Now that isn’t to say that character building is foregone in the name of blood and intestinal fluid. The episode picks up with Jessie (Dominic Cooper) embracing his renewed passion for the church, baptising members of the town of Annvile in an attempt to wash away their sins and bring them a tad closer to Christ. The preacher even goes as far as to canvas ideas for the church outside local hotspots; whatever possessed him at the end of the previous episode is seemingly working on the side of god.

Continuing in her quest to test this new-found resolve is Tulip (Ruth Nega), poking fun at Jesse and his mission to do good. Whilst he holds strong for now, I have a sneaking suspicion that Tulip will find a way. We’re still none the wiser in terms of what her stolen map contains and one scene in particular seems lost in the grander context of the episode. Nega is tremendously engaging whenever she’s on screen and is just a firecracker waiting to explode. You never feel particularly comfortable for the lowlifes surrounding her and hopefully, upcoming episodes double down on her screen time – she truly is that magnetic.

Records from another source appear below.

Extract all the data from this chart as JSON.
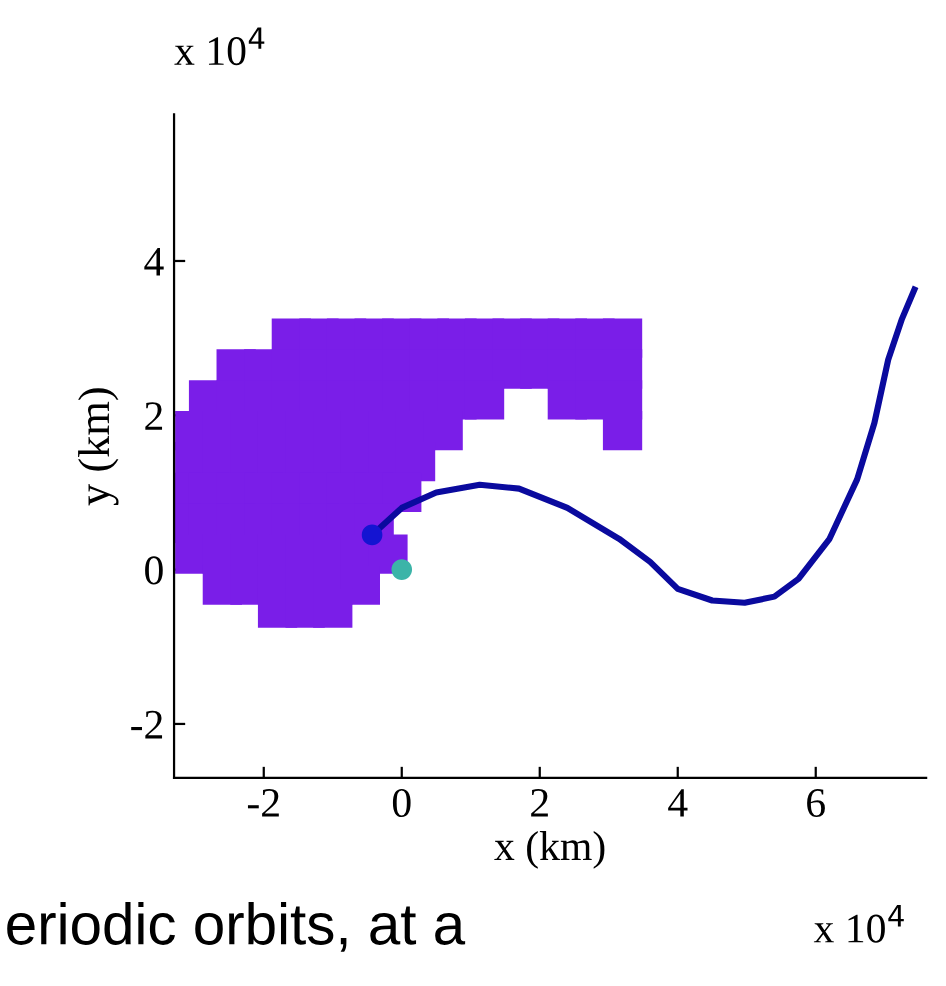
{
  "chart_data": {
    "type": "scatter",
    "xlabel": "x (km)",
    "ylabel": "y (km)",
    "annotations": [
      "x 10$^{4}$",
      "x 10$^{4}$",
      "eriodic orbits, at a"
    ],
    "xlim": [
      -3.3,
      7.6
    ],
    "ylim": [
      -2.7,
      5.9
    ],
    "xticks": [
      -2,
      0,
      2,
      4,
      6
    ],
    "yticks": [
      -2,
      0,
      2,
      4
    ],
    "grid": false,
    "legend": false,
    "series": [
      {
        "marker": "square",
        "color": "#7a1ee8",
        "x": [
          -1.6,
          -1.2,
          -0.8,
          -0.4,
          0.0,
          0.4,
          0.8,
          1.2,
          1.6,
          2.0,
          2.4,
          2.8,
          3.2,
          -2.4,
          -2.0,
          -1.6,
          -1.2,
          -0.8,
          -0.4,
          0.0,
          0.4,
          0.8,
          1.2,
          1.6,
          2.0,
          2.4,
          2.8,
          3.2,
          -2.8,
          -2.4,
          -2.0,
          -1.6,
          -1.2,
          -0.8,
          -0.4,
          0.0,
          0.4,
          0.8,
          1.2,
          2.4,
          2.8,
          3.2,
          -3.0,
          -2.6,
          -2.2,
          -1.8,
          -1.4,
          -1.0,
          -0.6,
          -0.2,
          0.2,
          0.6,
          3.2,
          -3.0,
          -2.6,
          -2.2,
          -1.8,
          -1.4,
          -1.0,
          -0.6,
          -0.2,
          0.2,
          -3.2,
          -2.8,
          -2.4,
          -2.0,
          -1.6,
          -1.2,
          -0.8,
          -0.4,
          0.0,
          -3.2,
          -2.8,
          -2.4,
          -2.0,
          -1.6,
          -1.2,
          -0.8,
          -0.4,
          -3.0,
          -2.6,
          -2.2,
          -1.8,
          -1.4,
          -1.0,
          -0.6,
          -0.2,
          -2.6,
          -2.2,
          -1.8,
          -1.4,
          -1.0,
          -0.6,
          -1.8,
          -1.4,
          -1.0
        ],
        "values": [
          3.0,
          3.0,
          3.0,
          3.0,
          3.0,
          3.0,
          3.0,
          3.0,
          3.0,
          3.0,
          3.0,
          3.0,
          3.0,
          2.6,
          2.6,
          2.6,
          2.6,
          2.6,
          2.6,
          2.6,
          2.6,
          2.6,
          2.6,
          2.6,
          2.6,
          2.6,
          2.6,
          2.6,
          2.2,
          2.2,
          2.2,
          2.2,
          2.2,
          2.2,
          2.2,
          2.2,
          2.2,
          2.2,
          2.2,
          2.2,
          2.2,
          2.2,
          1.8,
          1.8,
          1.8,
          1.8,
          1.8,
          1.8,
          1.8,
          1.8,
          1.8,
          1.8,
          1.8,
          1.4,
          1.4,
          1.4,
          1.4,
          1.4,
          1.4,
          1.4,
          1.4,
          1.4,
          1.0,
          1.0,
          1.0,
          1.0,
          1.0,
          1.0,
          1.0,
          1.0,
          1.0,
          0.6,
          0.6,
          0.6,
          0.6,
          0.6,
          0.6,
          0.6,
          0.6,
          0.2,
          0.2,
          0.2,
          0.2,
          0.2,
          0.2,
          0.2,
          0.2,
          -0.2,
          -0.2,
          -0.2,
          -0.2,
          -0.2,
          -0.2,
          -0.5,
          -0.5,
          -0.5
        ]
      },
      {
        "type": "line",
        "marker": "none",
        "line_style": "solid",
        "color": "#0a0a9e",
        "x": [
          -0.43,
          0.0,
          0.5,
          1.13,
          1.7,
          2.4,
          3.15,
          3.6,
          4.0,
          4.5,
          4.97,
          5.4,
          5.75,
          6.2,
          6.6,
          6.85,
          7.05,
          7.25,
          7.43
        ],
        "values": [
          0.45,
          0.8,
          1.0,
          1.1,
          1.05,
          0.8,
          0.4,
          0.1,
          -0.25,
          -0.4,
          -0.43,
          -0.35,
          -0.12,
          0.4,
          1.17,
          1.9,
          2.72,
          3.25,
          3.63
        ]
      },
      {
        "marker": "circle",
        "color": "#1414d2",
        "x": [
          -0.43
        ],
        "values": [
          0.45
        ]
      },
      {
        "marker": "circle",
        "color": "#3cb4a8",
        "x": [
          0.0
        ],
        "values": [
          0.0
        ]
      }
    ]
  }
}
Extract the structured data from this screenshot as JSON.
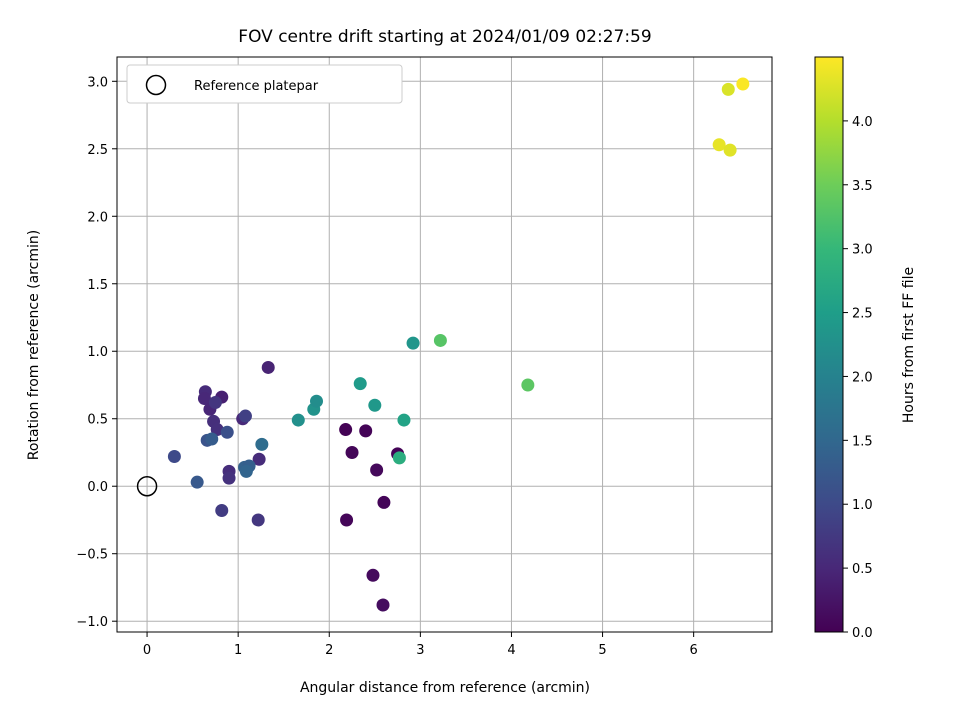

The standout of this episode is Cassaday (Joe Gilgun). His background gets further fleshed out in a battle of ideologies with Jesse and we see that he’s a pretty proficient killer, brutally offing the two mystery men, Fiore and DeBlanc that we were introduced to at the end of the pilot episode. Black humour permeates through this scene and kudos to the genius that suggested a torn off arm could still operate a chainsaw with near disastrous consequences. The fight scene is a bloodbath and provides a great middle point for the episode.

This hour is a triumph because it highlights the plight of the Preacher in a modern, arguably godless society. This is a man who above all is supposed to believe in god and his divine vision unquestioningly, yet at every turn, he is confronted with characters and situations that threaten to derail all he has built. At the town baptism, a school bus driver confesses that he has perverse thoughts towards a young girl he drops off every day. Rage simmers beneath the surface of Jessie but he decides on the ‘church approach’ and recommends the driver seek forgiveness and pledge to never have these thoughts again.

He visits the young victim of a horse riding accident and the family treat him with disdain, stating that the food he brought over for lunch has more value than the pointless word of god. Jesse feels helpless to help and that combined with temptations of Tulip may just be why he falls back into his old ways. Here he tests out his newfound abilities consciously for the first time. You can’t help but think this may have disastrous consequences yet again.

Now the episode isn’t perfect – whilst pacing is very reminiscent of Breaking Bad, the episode tends to introduce us to new characters and time periods without much connective tissue. Whilst I’m in for the long haul, I can see how more casual viewers may be put off by some of the ambiguity and disjointedness. The god-like powers of Jesse are also given a backseat until the dying minutes of the episode providing a feeling that we’ve seen it all before; after all, it’s pretty much where we left the Preacher last time we saw him. As mentioned above Tulip is one of the strengths of the show but it feels like the character is being held back for now in service of the plot.

Still, this is another fantastic outing and with fan favourite characters like The Saint Of Killers and Odin Quincannon being suddenly and gruesomely introduced, it seems viewers will be rewarded quickly for sticking around. The show continues to juggle its serious subject matter and black humour expertly and with this being the weakest of the opening four episodes sent out to reviewers, trust me when I say there is a lot to look forward to.